Die Sonne war schon untergegangen. Die purpurnen Wolken des Abends zogen sich schwächer gegen die Tiefe des westlichen Himmels hin, und Valeria sah noch keinen Reiter von der Anhöhe der Straße dahertraben, wie starr sie auch das Auge gegen den Eingang des Waldes hinwandte.
»Gott im Himmel verhüte, daß ihm ein Leid begegnet,« sprach sie voll Unruhe, und trocknete dem Kinde die Thräne ab, die aus ihrem Auge auf seine Rosenwange gefallen war. »Seid unbekümmert, edle Gräfin,« erwiederte Luzie: »die zu häufigen Geschäfte nur machten, daß er sich eine Stunde später auf den Weg nach der Heimath begeben konnte. Er hat ja ein sicheres Pferd, und einen treuen Diener zum Begleiter. Zudem zeigt sich die nächtliche Silberlampe am Himmel, die ihn immer auf der geraden Straße halten wird. Glaubt mir, man wird bald die Thüre öffnen, und ihr werdet euern Gemahl vor euch sehen. Lange läßt er nimmer auf sich warten, denn er weiß ja, wie besorgt ihr immer um ihn seid.« –
»Der Herr sei sein Leitsmann, und führe ihn glücklich in meine Arme zurück.
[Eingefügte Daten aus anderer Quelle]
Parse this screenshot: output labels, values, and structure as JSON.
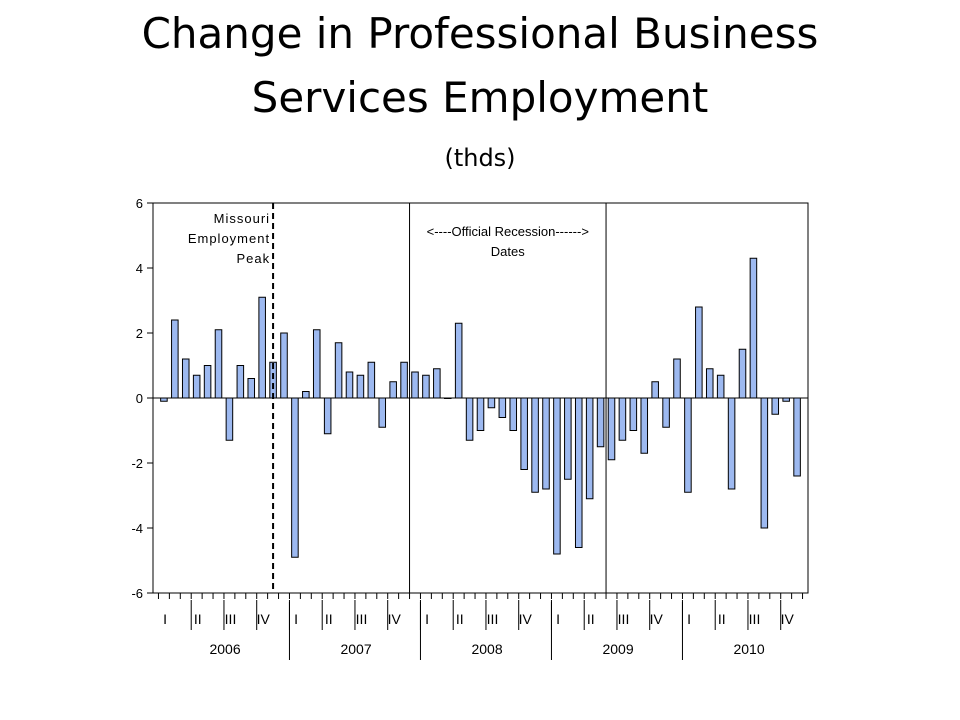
{
  "slide": {
    "title_line1": "Change in Professional Business",
    "title_line2": "Services Employment",
    "subtitle": "(thds)"
  },
  "chart_data": {
    "type": "bar",
    "title": "Change in Professional Business Services Employment",
    "subtitle": "(thds)",
    "xlabel": "",
    "ylabel": "",
    "ylim": [
      -6,
      6
    ],
    "yticks": [
      6,
      4,
      2,
      0,
      -2,
      -4,
      -6
    ],
    "quarter_labels": [
      "I",
      "II",
      "III",
      "IV"
    ],
    "years": [
      "2006",
      "2007",
      "2008",
      "2009",
      "2010"
    ],
    "bar_color": "#9db9f0",
    "annotations": {
      "peak_line1": "Missouri",
      "peak_line2": "Employment",
      "peak_line3": "Peak",
      "recession_line1": "<----Official Recession------>",
      "recession_line2": "Dates"
    },
    "reference_lines": {
      "peak_after_month_index": 10.5,
      "recession_start_month_index": 23,
      "recession_end_month_index": 41
    },
    "series": [
      {
        "values": [
          -0.1,
          2.4,
          1.2,
          0.7,
          1.0,
          2.1,
          -1.3,
          1.0,
          0.6,
          3.1,
          1.1,
          2.0,
          -4.9,
          0.2,
          2.1,
          -1.1,
          1.7,
          0.8,
          0.7,
          1.1,
          -0.9,
          0.5,
          1.1,
          0.8,
          0.7,
          0.9,
          0.0,
          2.3,
          -1.3,
          -1.0,
          -0.3,
          -0.6,
          -1.0,
          -2.2,
          -2.9,
          -2.8,
          -4.8,
          -2.5,
          -4.6,
          -3.1,
          -1.5,
          -1.9,
          -1.3,
          -1.0,
          -1.7,
          0.5,
          -0.9,
          1.2,
          -2.9,
          2.8,
          0.9,
          0.7,
          -2.8,
          1.5,
          4.3,
          -4.0,
          -0.5,
          -0.1,
          -2.4
        ]
      }
    ]
  }
}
Seinem Schutze und seiner allweisen Vorsehung vertrau' ich ihn. Er wird seinen Engel vor ihm hersenden, daß er ihn vor allen Gefahren bewahre.« –
Nun legte Luzie Holz zum Kamine, und machte Feuer an. Denn Valeria wollte, daß der Gatte, wenn er mit starren, an der Nachtluft erkalteten Gliedern heimkehre, sogleich beim Eintritt in das Zimmer eine behagliche Wärme fühle. Sie selbst richtete Alles, was zu seiner Bequemlichkeit nach einer langwierigen Reise dienen könnte, in Bereitschaft, und setzte sich dann schweigend und nachdenkend mit ihrem Kinde an die Flamme des Kamines. –
Der Mond hatte schon einen geräumigen Theil seiner Bahn am Himmel hinter sich, und Fernando war noch nicht zurückgekehrt. Jetzt stieg von Minute zu Minute die Sorge und Angst um den theuern Gemahl im Herzen Valeries. Wohl tausendmal gab sie das Kind Luzien in die Arme, eilte hinaus auf die Altane des Schlosses, von wo aus man die Aussicht auf das Schloßthor und die Brücke gewann, und harrte in der gespanntesten Hoffnung, daß jetzt bald ein Pferdegetrab am Thore halten, und die Glocke den Eintritt Fernando's verkünden werde. Aber ach, immer kehrte sie wieder in das Zimmer zurück mit gesteigerter Angst, mit bangerer Seele. –
Thränen über Thränen flossen aus dem blauer: Auge. Reden konnte sie nichts vor Schmerz; aber Seufzer aus der tiefsten Brust drangen zum Himmel, ausgepreßt von den bangsten Ahnungen ihrer Seele. Da half kein Zureden des Dienstmädchens, das sich am Ende selbst nicht mehr fassen konnte, und in einer Ecke des Zimmers weinte; da half kein sanftes Lächeln des Kindes, das mit ihren Locken spielte. Nur in heftigeren Schmerzen drückte sie es stumm und schweigend an ihre Brust, und begoß es mit ihren Thränen.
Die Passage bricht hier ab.